Others trace the huddle to the 1890s in Gallaudet College. in Washington, D.C.. Paul Hubbard, a deaf player who went to Gallaudet, used the strategy to avoid having the other team see his sign language between plays; he and his team huddled to conceal the signs.
During a game, the quarterback uses the huddle to communicate the next play to the offense. National Football League Rule 5 Section 2 stipulates that no more than eleven players may be in the offensive huddle. An offensive substitute who communicates with a teammate in a huddle would be penalized for "unsportsmanlike conduct"; this is to prevent teams from feigning a substitution and taking advantage of the chaos to confuse opponents.
In some situations, teams may choose not to call a huddle and employ a hurry-up no-huddle offense to maximize time and surprise the defense.
In a snap, the snap count is decided on in the huddle, usually expressed as "...on <number>." being the final words spoken by the quarterback after calling the play but before the huddle breaks and the players go to the line of scrimmage. The snap count allows offensive players to have a small head start.
In Association football (soccer), the huddle has been used before games by Brazil and the Ireland national teams and club teams such as Derry City FC. Celtic FC from Scotland have used the huddle as a pre-match ritual since 1995, although this was pre-dated by St. Mirren FC (also from Scotland) who had been using the huddle since 1993. Celtic copied this and in turn is now carried out by all levels and ages of the Celtic club and often imitated by the supporters. The supporting visual aspect of this, although culturally unrelated can also be seen as similar to The Poznan.

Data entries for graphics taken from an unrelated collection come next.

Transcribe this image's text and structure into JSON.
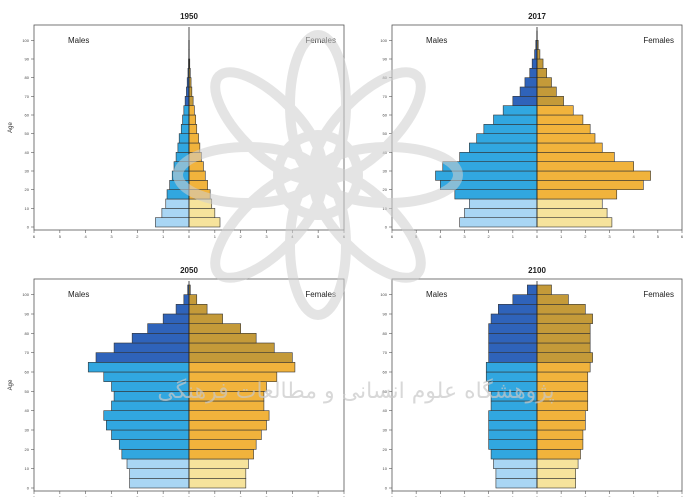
{
  "colors": {
    "male_top": "#2f63ba",
    "male_mid": "#31a7e0",
    "male_bottom": "#a9d6f4",
    "female_top": "#c49a39",
    "female_mid": "#f1b33c",
    "female_bottom": "#f6e39c",
    "bar_stroke": "#333333"
  },
  "watermark": {
    "text": "پژوهشگاه علوم انسانی و مطالعات فرهنگی"
  },
  "chart_data": [
    {
      "type": "bar",
      "orientation": "horizontal",
      "title": "1950",
      "left_label": "Males",
      "right_label": "Females",
      "ylabel": "Age",
      "age_ticks": [
        "0",
        "10",
        "20",
        "30",
        "40",
        "50",
        "60",
        "70",
        "80",
        "90",
        "100"
      ],
      "xlim": [
        -6,
        6
      ],
      "x_ticks": [
        "6",
        "5",
        "4",
        "3",
        "2",
        "1",
        "0",
        "1",
        "2",
        "3",
        "4",
        "5",
        "6"
      ],
      "age_groups": [
        "0-4",
        "5-9",
        "10-14",
        "15-19",
        "20-24",
        "25-29",
        "30-34",
        "35-39",
        "40-44",
        "45-49",
        "50-54",
        "55-59",
        "60-64",
        "65-69",
        "70-74",
        "75-79",
        "80-84",
        "85-89",
        "90-94",
        "95-99",
        "100+"
      ],
      "series": [
        {
          "name": "Males",
          "values": [
            1.3,
            1.05,
            0.9,
            0.85,
            0.75,
            0.65,
            0.58,
            0.5,
            0.43,
            0.38,
            0.3,
            0.25,
            0.2,
            0.15,
            0.1,
            0.07,
            0.04,
            0.02,
            0.01,
            0.01,
            0.0
          ]
        },
        {
          "name": "Females",
          "values": [
            1.2,
            1.0,
            0.88,
            0.82,
            0.72,
            0.63,
            0.56,
            0.48,
            0.42,
            0.37,
            0.3,
            0.26,
            0.21,
            0.16,
            0.11,
            0.08,
            0.05,
            0.03,
            0.01,
            0.01,
            0.0
          ]
        }
      ]
    },
    {
      "type": "bar",
      "orientation": "horizontal",
      "title": "2017",
      "left_label": "Males",
      "right_label": "Females",
      "ylabel": "",
      "age_ticks": [
        "0",
        "10",
        "20",
        "30",
        "40",
        "50",
        "60",
        "70",
        "80",
        "90",
        "100"
      ],
      "xlim": [
        -6,
        6
      ],
      "x_ticks": [
        "6",
        "5",
        "4",
        "3",
        "2",
        "1",
        "0",
        "1",
        "2",
        "3",
        "4",
        "5",
        "6"
      ],
      "age_groups": [
        "0-4",
        "5-9",
        "10-14",
        "15-19",
        "20-24",
        "25-29",
        "30-34",
        "35-39",
        "40-44",
        "45-49",
        "50-54",
        "55-59",
        "60-64",
        "65-69",
        "70-74",
        "75-79",
        "80-84",
        "85-89",
        "90-94",
        "95-99",
        "100+"
      ],
      "series": [
        {
          "name": "Males",
          "values": [
            3.2,
            3.0,
            2.8,
            3.4,
            4.0,
            4.2,
            3.9,
            3.2,
            2.8,
            2.5,
            2.2,
            1.8,
            1.4,
            1.0,
            0.7,
            0.5,
            0.3,
            0.2,
            0.1,
            0.05,
            0.01
          ]
        },
        {
          "name": "Females",
          "values": [
            3.1,
            2.9,
            2.7,
            3.3,
            4.4,
            4.7,
            4.0,
            3.2,
            2.7,
            2.4,
            2.2,
            1.9,
            1.5,
            1.1,
            0.8,
            0.6,
            0.4,
            0.25,
            0.12,
            0.05,
            0.01
          ]
        }
      ]
    },
    {
      "type": "bar",
      "orientation": "horizontal",
      "title": "2050",
      "left_label": "Males",
      "right_label": "Females",
      "ylabel": "Age",
      "age_ticks": [
        "0",
        "10",
        "20",
        "30",
        "40",
        "50",
        "60",
        "70",
        "80",
        "90",
        "100"
      ],
      "xlim": [
        -6,
        6
      ],
      "x_ticks": [
        "6",
        "5",
        "4",
        "3",
        "2",
        "1",
        "0",
        "1",
        "2",
        "3",
        "4",
        "5",
        "6"
      ],
      "age_groups": [
        "0-4",
        "5-9",
        "10-14",
        "15-19",
        "20-24",
        "25-29",
        "30-34",
        "35-39",
        "40-44",
        "45-49",
        "50-54",
        "55-59",
        "60-64",
        "65-69",
        "70-74",
        "75-79",
        "80-84",
        "85-89",
        "90-94",
        "95-99",
        "100+"
      ],
      "series": [
        {
          "name": "Males",
          "values": [
            2.3,
            2.3,
            2.4,
            2.6,
            2.7,
            3.0,
            3.2,
            3.3,
            3.0,
            2.9,
            3.0,
            3.3,
            3.9,
            3.6,
            2.9,
            2.2,
            1.6,
            1.0,
            0.5,
            0.2,
            0.05
          ]
        },
        {
          "name": "Females",
          "values": [
            2.2,
            2.2,
            2.3,
            2.5,
            2.6,
            2.8,
            3.0,
            3.1,
            2.9,
            2.9,
            3.0,
            3.4,
            4.1,
            4.0,
            3.3,
            2.6,
            2.0,
            1.3,
            0.7,
            0.3,
            0.05
          ]
        }
      ]
    },
    {
      "type": "bar",
      "orientation": "horizontal",
      "title": "2100",
      "left_label": "Males",
      "right_label": "Females",
      "ylabel": "",
      "age_ticks": [
        "0",
        "10",
        "20",
        "30",
        "40",
        "50",
        "60",
        "70",
        "80",
        "90",
        "100"
      ],
      "xlim": [
        -6,
        6
      ],
      "x_ticks": [
        "6",
        "5",
        "4",
        "3",
        "2",
        "1",
        "0",
        "1",
        "2",
        "3",
        "4",
        "5",
        "6"
      ],
      "age_groups": [
        "0-4",
        "5-9",
        "10-14",
        "15-19",
        "20-24",
        "25-29",
        "30-34",
        "35-39",
        "40-44",
        "45-49",
        "50-54",
        "55-59",
        "60-64",
        "65-69",
        "70-74",
        "75-79",
        "80-84",
        "85-89",
        "90-94",
        "95-99",
        "100+"
      ],
      "series": [
        {
          "name": "Males",
          "values": [
            1.7,
            1.7,
            1.8,
            1.9,
            2.0,
            2.0,
            2.0,
            2.0,
            1.9,
            1.9,
            2.0,
            2.1,
            2.1,
            2.0,
            2.0,
            2.0,
            2.0,
            1.9,
            1.6,
            1.0,
            0.4
          ]
        },
        {
          "name": "Females",
          "values": [
            1.6,
            1.6,
            1.7,
            1.8,
            1.9,
            1.9,
            2.0,
            2.0,
            2.1,
            2.1,
            2.1,
            2.1,
            2.2,
            2.3,
            2.2,
            2.2,
            2.2,
            2.3,
            2.0,
            1.3,
            0.6
          ]
        }
      ]
    }
  ]
}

In contrast to other sports, the huddle is a specific tactic in Australian football, used by the team kicking in after a behind is scored, or some delayed stoppage. All players in the backline gather together about fifty meters from goal. Then, the players individually lead away from the huddle in all directions. The technique means that there will be several leading players, making it difficult to defend the first kick-in. It also allows teams to run set plays for the second and third kicks. The huddle was developed during the 1970s, and is still used today by many teams.